Okumura was a psychopath with a predilection for dismembering those he loves and reconstructing them as chairs to keep them near him. What, then, might have been his killer’s motive for turning Okumura into a chair and framing Kobayashi with the crime? By probing the inner psychology of his suspect, Kobayashi concludes that what lies behind the crime is a powerful love for Okumura and deep-seated jealousy toward Kobayashi.

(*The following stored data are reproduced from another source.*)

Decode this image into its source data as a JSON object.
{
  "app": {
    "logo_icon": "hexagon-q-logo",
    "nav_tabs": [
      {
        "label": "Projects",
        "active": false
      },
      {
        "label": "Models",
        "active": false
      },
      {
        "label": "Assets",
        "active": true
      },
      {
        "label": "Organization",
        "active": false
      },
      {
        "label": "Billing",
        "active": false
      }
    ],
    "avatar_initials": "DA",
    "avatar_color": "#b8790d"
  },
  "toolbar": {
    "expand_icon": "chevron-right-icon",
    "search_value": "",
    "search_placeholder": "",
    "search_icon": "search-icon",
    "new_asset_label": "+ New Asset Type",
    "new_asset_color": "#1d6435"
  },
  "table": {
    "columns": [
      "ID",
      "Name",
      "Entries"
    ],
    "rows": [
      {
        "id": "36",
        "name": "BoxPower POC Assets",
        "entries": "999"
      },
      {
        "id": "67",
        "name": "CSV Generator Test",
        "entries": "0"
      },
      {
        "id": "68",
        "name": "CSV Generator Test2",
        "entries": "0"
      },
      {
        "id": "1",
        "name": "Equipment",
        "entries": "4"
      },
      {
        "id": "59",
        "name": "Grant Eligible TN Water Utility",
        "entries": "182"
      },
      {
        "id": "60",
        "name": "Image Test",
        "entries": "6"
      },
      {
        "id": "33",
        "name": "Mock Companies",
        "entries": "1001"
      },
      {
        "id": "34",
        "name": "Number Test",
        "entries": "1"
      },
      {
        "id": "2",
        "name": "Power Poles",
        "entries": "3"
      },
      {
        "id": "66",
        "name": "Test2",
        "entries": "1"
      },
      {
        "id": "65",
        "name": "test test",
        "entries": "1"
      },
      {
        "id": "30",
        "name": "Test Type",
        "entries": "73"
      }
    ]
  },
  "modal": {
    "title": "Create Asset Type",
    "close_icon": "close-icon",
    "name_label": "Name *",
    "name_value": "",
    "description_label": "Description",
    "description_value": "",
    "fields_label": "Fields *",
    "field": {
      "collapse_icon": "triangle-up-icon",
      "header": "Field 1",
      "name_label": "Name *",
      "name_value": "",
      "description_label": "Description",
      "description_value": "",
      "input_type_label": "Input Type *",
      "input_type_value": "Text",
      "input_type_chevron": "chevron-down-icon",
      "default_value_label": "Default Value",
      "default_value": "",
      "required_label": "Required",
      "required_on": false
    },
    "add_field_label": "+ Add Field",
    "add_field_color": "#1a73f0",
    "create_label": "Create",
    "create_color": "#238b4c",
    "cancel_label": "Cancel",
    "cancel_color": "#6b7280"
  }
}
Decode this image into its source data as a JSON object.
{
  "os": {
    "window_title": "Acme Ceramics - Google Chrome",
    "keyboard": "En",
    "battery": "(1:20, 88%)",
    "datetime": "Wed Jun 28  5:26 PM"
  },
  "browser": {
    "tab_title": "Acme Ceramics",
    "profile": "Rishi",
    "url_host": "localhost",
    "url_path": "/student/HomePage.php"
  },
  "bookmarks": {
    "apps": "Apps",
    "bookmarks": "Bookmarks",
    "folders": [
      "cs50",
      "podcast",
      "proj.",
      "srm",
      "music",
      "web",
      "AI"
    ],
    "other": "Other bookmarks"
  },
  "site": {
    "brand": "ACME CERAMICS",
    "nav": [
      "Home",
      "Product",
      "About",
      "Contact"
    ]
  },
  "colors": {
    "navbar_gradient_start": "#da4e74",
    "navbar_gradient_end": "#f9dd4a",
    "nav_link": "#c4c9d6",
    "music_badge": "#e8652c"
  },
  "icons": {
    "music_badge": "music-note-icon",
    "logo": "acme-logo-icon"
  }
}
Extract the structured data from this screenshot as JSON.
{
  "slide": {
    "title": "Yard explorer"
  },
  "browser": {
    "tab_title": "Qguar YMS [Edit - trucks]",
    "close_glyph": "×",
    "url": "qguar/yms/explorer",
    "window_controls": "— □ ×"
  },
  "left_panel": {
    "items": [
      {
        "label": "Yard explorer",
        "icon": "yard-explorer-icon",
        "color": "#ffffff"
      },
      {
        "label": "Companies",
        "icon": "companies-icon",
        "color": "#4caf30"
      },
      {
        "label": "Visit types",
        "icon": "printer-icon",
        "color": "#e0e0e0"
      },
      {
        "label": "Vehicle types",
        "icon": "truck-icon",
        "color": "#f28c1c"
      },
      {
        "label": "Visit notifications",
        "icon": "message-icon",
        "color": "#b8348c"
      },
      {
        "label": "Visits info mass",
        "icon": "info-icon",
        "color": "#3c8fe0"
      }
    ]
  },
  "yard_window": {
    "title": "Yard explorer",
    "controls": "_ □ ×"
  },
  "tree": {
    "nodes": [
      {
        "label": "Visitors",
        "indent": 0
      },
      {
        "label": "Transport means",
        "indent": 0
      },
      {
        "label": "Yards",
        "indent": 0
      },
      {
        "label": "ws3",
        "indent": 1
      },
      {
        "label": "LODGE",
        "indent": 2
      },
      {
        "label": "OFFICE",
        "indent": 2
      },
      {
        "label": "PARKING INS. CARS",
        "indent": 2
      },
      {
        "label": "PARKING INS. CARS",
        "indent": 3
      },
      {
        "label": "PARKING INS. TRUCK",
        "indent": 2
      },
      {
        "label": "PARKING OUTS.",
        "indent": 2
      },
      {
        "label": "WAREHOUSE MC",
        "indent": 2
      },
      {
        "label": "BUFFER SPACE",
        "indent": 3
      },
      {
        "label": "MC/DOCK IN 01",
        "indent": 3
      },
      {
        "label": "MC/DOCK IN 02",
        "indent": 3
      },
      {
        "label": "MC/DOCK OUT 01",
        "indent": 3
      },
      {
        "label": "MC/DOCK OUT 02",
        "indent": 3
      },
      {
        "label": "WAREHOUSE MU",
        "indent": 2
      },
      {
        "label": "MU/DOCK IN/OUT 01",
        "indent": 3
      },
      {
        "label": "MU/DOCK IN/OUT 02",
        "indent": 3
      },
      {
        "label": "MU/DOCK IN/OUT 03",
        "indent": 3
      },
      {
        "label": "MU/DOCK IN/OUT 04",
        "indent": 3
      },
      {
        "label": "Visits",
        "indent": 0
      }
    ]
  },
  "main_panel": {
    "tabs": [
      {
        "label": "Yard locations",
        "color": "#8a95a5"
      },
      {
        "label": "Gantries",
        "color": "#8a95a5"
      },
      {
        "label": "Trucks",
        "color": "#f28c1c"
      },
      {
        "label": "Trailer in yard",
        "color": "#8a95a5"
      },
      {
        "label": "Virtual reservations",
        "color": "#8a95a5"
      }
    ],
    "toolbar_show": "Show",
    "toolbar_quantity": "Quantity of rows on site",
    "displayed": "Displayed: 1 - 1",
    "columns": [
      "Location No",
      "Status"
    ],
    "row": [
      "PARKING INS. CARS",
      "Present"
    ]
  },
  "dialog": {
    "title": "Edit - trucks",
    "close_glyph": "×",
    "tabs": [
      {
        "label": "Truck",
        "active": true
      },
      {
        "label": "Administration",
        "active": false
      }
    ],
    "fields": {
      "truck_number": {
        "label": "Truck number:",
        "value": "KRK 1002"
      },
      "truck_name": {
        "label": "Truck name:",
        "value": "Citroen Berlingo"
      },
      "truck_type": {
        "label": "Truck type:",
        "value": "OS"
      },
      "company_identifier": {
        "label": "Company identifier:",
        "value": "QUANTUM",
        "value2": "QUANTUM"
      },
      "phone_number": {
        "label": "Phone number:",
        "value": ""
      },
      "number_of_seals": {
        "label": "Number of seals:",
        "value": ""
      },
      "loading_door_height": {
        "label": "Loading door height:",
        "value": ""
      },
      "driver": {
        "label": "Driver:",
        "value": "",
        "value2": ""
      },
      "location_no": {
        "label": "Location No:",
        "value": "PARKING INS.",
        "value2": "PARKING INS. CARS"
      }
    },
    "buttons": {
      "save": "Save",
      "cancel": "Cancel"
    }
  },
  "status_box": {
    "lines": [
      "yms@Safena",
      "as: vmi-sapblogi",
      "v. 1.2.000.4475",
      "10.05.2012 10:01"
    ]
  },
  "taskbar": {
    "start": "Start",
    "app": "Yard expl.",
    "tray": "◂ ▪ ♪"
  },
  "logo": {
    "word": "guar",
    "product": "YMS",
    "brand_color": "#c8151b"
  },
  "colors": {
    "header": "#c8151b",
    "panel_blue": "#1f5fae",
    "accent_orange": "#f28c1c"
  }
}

The day before his body was discovered, Okumura had summoned Kobayashi to his classroom intending to make him his next target. But a girl in Kobayashi’s class, the 13-year-old Mayumi Hoshino, blocked his plan by making Okumura himself into a chair instead. In love with Okumura and knowing of his predilections, Hoshino had long been hoping to be made into a “human chair” by him—as a testament to his love for her. But then Okumura told her that she was no longer his number one, so he couldn’t make her into a chair. Hoshino was driven to her crime by the fury of spurned love and a blinding jealousy for Kobayashi, to whom Okumura’s affections had switched.
Having solved the immediate crime, Kobayashi further instructs that Okumura’s desk chair be dismantled. Inside it are found the bones of Okumura’s mother, who went missing eight years earlier. Because he loved her more than anyone else, he had embedded her bones in the chair where he spent the greatest part of his day—so she would always be close. Kobayashi has successfully met Akechi’s challenge, and Akechi agrees to take on Kobayashi as his assistant. It is the birth of a new Holmes-Watson detective duo.
The work is the first volume of a planned complete novelization of Ranpo kitan: Game of Laplace (A Rampoesque Tale: Game of Laplace), a hit anime series inspired by the works of legendary mystery writer Rampo (or Ranpo) Edogawa (1894–1965), which was produced to commemorate the 50th anniversary of his death and aired in Japan from July through mid-September 2015. Rampo, as he is most often referred to, is regarded as the father of Japanese mystery fiction. He was a great admirer of Western mystery writers, and his pen name pays homage to his favorite: when spoken in the traditional Japanese order as “Edogawa Rampo,” it mimics the Japanese pronunciation of “Edgar Allan Poe.” The characters of Akechi and Kobayashi were originally imagined by Rampo and appeared repeatedly in his stories; Akechi in particular remains one of the most prominent sleuths in Japanese detective fiction even today.
A second volume of the novelization, Kaijin nijū mensō (Fiend with Twenty Faces), has already appeared, and a manga version of the story has been produced as well, bringing the world of Rampo to contemporary readers in new ways.